Proxies are similar to “counts as” in that they are both used to represent something else. Where counts as is a more premeditated decision trying to get a particular effect, proxies are usually temporary substitutions and may be wildly inaccurate from a WYSIWYG standpoint. Using some spare drink bottles to stand in for those drop pods you wanted to try out, using a carnifex to represent that dreadnought you forgot to pack or using that G.I. Joe tank as a Baneblade for an impromptu Apocalypse game are all examples of using proxies.

So how do these different ideas interact? Mostly it’s a matter of how counts-as and proxies interact with WYSIWYG. Some conform to a very strict interpretation of WYSIWYG, holding that if you’re going to use the rules for a particular unit, you should use the official model for that unit. Any deviation is considered confusing at best and at worst unfair.

I think that interpretation is overly strict. WYSIWYG should be about clarity, not conformity.

I’m a big fan of counts as. I think it’s a great way to see interesting conversions, “lost” armies like Squats or fun tributes to a favorite movie or video game. In my opinion counts as should be encouraged, not criticized. As long as things are consistently represented, it shouldn’t be a big problem. The flying carpets count as jump packs, the feather dusters are power weapons, the limos are Rhinos and the Cadillacs are Razorbacks? Cool, let’s play. Those guys riding lizards are assault marines, those other guys riding lizards are bikers and those other guys riding lizards are scouts? Confusing, not cool.

I’m also fine with proxies, as long as they’re reasonable. To me, using an Ork Nob with a powerklaw to stand in for a Space Marine with a power fist is an easy proxy.
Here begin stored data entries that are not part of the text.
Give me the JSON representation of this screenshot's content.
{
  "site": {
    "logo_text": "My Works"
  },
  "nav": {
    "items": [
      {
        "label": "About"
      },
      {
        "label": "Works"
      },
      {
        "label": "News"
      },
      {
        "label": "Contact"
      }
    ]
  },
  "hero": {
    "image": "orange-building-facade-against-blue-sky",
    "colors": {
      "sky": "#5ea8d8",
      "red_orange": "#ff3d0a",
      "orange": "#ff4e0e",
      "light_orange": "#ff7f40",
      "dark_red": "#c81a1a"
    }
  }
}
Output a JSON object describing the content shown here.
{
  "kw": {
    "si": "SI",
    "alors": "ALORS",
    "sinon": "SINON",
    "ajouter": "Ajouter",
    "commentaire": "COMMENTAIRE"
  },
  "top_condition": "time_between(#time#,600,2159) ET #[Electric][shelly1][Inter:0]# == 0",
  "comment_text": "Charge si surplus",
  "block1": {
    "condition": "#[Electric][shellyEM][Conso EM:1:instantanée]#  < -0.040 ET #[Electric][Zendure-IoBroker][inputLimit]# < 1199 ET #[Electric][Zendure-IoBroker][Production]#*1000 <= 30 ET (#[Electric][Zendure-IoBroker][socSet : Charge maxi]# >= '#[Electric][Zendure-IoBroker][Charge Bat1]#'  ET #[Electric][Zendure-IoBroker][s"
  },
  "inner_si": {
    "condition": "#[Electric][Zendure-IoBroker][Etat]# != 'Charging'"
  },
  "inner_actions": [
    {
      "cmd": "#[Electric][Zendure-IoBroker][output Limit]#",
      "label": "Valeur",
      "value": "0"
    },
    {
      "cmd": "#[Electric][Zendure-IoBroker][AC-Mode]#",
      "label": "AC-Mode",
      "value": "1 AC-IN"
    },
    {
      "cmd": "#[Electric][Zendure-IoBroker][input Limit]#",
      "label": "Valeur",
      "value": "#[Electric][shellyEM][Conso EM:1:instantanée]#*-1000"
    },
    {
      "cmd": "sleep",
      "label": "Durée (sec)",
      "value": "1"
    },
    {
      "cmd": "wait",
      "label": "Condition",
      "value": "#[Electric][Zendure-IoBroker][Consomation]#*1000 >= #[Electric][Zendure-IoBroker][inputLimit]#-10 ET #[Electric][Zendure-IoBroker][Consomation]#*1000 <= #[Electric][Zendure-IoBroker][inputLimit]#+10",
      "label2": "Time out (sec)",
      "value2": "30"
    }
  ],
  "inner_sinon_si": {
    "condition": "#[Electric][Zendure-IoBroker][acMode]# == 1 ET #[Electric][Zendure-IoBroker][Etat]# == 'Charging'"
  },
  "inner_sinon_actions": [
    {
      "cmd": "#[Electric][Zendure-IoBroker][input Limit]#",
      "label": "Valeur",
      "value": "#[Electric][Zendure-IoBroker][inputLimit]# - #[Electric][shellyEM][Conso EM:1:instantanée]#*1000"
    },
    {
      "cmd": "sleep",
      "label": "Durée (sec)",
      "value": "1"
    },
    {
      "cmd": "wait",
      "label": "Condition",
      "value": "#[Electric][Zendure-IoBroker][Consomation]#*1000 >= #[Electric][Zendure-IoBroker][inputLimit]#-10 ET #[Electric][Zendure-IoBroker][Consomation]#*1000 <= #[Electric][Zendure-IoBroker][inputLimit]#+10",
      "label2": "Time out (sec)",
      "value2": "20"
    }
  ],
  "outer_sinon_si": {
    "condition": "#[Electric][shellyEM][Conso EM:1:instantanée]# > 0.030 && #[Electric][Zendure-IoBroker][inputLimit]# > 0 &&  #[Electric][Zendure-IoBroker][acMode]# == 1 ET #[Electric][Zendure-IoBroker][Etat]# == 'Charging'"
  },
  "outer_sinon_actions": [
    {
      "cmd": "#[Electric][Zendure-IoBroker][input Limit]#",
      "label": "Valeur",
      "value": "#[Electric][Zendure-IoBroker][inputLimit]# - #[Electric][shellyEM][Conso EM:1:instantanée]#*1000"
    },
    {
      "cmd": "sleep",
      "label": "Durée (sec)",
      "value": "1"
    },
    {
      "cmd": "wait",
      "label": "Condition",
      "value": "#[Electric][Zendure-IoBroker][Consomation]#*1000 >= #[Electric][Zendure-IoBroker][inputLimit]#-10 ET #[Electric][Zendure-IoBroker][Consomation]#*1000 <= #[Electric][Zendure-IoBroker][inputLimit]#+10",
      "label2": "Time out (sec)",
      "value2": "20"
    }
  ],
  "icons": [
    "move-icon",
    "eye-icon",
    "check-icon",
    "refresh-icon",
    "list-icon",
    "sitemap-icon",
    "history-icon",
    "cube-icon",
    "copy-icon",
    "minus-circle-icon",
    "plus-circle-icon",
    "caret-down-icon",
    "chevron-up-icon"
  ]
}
It’s clear that the figure with the Space Marine squad in a Space Marine army is using the stats for a marine, and not an Ork. Likewise the powerklaw and power fist have identical rules anyways so it’s easy not to confuse it with a chainsword or missile launcher. Using a dreadnought with a multimelta and saying it’s actually a twin-linked Lascannon? No problem. Using three dreadnoughts with multimeltas and saying one is a multimelta, one is a plasma cannon and one is an assault cannon? Confusing.
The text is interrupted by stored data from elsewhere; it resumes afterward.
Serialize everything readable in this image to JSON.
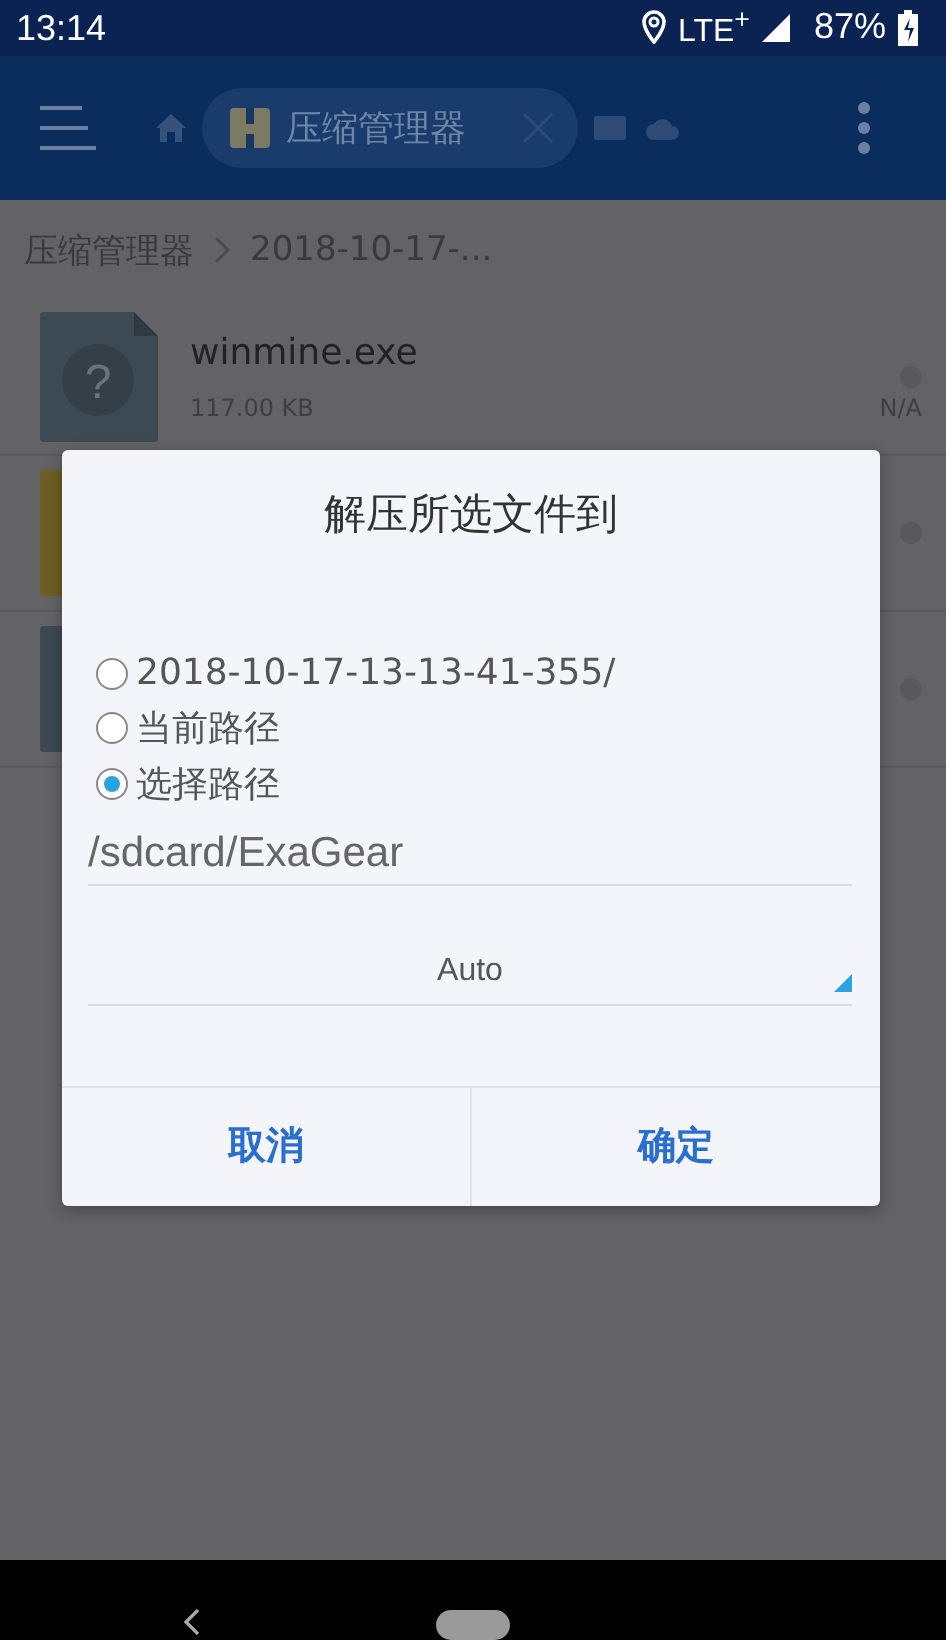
{
  "status_bar": {
    "time": "13:14",
    "network": "LTE$^{+}$",
    "battery": "87%"
  },
  "app_bar": {
    "tab_title": "压缩管理器"
  },
  "breadcrumb": [
    "压缩管理器",
    "2018-10-17-..."
  ],
  "files": [
    {
      "kind": "unknown",
      "glyph": "?",
      "name": "winmine.exe",
      "size": "117.00 KB",
      "date": "N/A"
    },
    {
      "kind": "folder"
    },
    {
      "kind": "file"
    }
  ],
  "dialog": {
    "title": "解压所选文件到",
    "options": [
      {
        "label": "2018-10-17-13-13-41-355/",
        "selected": false
      },
      {
        "label": "当前路径",
        "selected": false
      },
      {
        "label": "选择路径",
        "selected": true
      }
    ],
    "path_value": "/sdcard/ExaGear",
    "encoding": "Auto",
    "buttons": [
      "取消",
      "确定"
    ]
  }
}
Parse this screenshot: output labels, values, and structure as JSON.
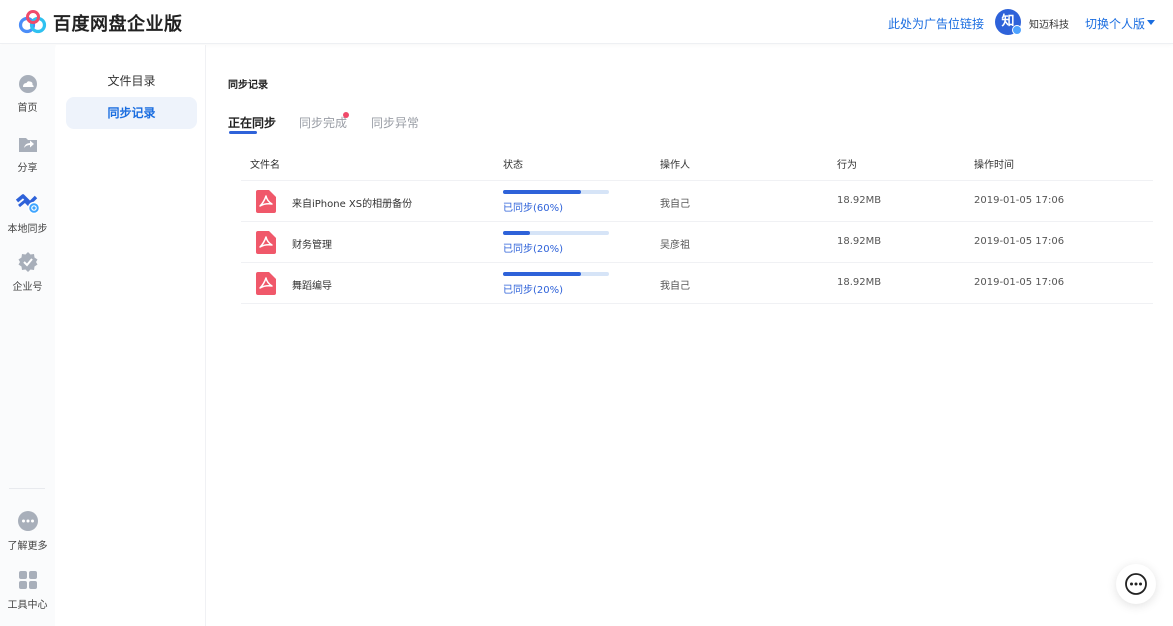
{
  "header": {
    "brand": "百度网盘企业版",
    "ad_link": "此处为广告位链接",
    "avatar_char": "知",
    "company": "知迈科技",
    "switch_label": "切换个人版"
  },
  "leftnav": {
    "items": [
      {
        "label": "首页",
        "icon": "cloud-icon"
      },
      {
        "label": "分享",
        "icon": "share-folder-icon"
      },
      {
        "label": "本地同步",
        "icon": "sync-icon"
      },
      {
        "label": "企业号",
        "icon": "enterprise-badge-icon"
      }
    ],
    "bottom_items": [
      {
        "label": "了解更多",
        "icon": "more-dots-icon"
      },
      {
        "label": "工具中心",
        "icon": "tools-grid-icon"
      }
    ]
  },
  "subnav": {
    "items": [
      {
        "label": "文件目录"
      },
      {
        "label": "同步记录",
        "active": true
      }
    ]
  },
  "main": {
    "title": "同步记录",
    "tabs": [
      {
        "label": "正在同步",
        "active": true
      },
      {
        "label": "同步完成",
        "has_dot": true
      },
      {
        "label": "同步异常"
      }
    ],
    "table": {
      "headers": [
        "文件名",
        "状态",
        "操作人",
        "行为",
        "操作时间"
      ],
      "rows": [
        {
          "name": "来自iPhone XS的相册备份",
          "progress": 0.74,
          "status": "已同步(60%)",
          "operator": "我自己",
          "action": "18.92MB",
          "time": "2019-01-05 17:06"
        },
        {
          "name": "财务管理",
          "progress": 0.25,
          "status": "已同步(20%)",
          "operator": "吴彦祖",
          "action": "18.92MB",
          "time": "2019-01-05 17:06"
        },
        {
          "name": "舞蹈编导",
          "progress": 0.74,
          "status": "已同步(20%)",
          "operator": "我自己",
          "action": "18.92MB",
          "time": "2019-01-05 17:06"
        }
      ]
    }
  },
  "colors": {
    "accent": "#2e62d9",
    "link": "#1a6de0",
    "pdf": "#f0586a",
    "dot": "#f04a6a"
  }
}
So the next time you see that gamer with the Star Wars, Sesame Street, or Spider-Man army ask for a game. You may even have fun. And the next time you’re planning out the conversions for your next force, take some time to look at it from a stranger’s point of view – is it easy to understand what everything is? If not, rethink some of the conversions and see if there’s another option that can still work with your theme but be more easily identified. Your opponents will thank you.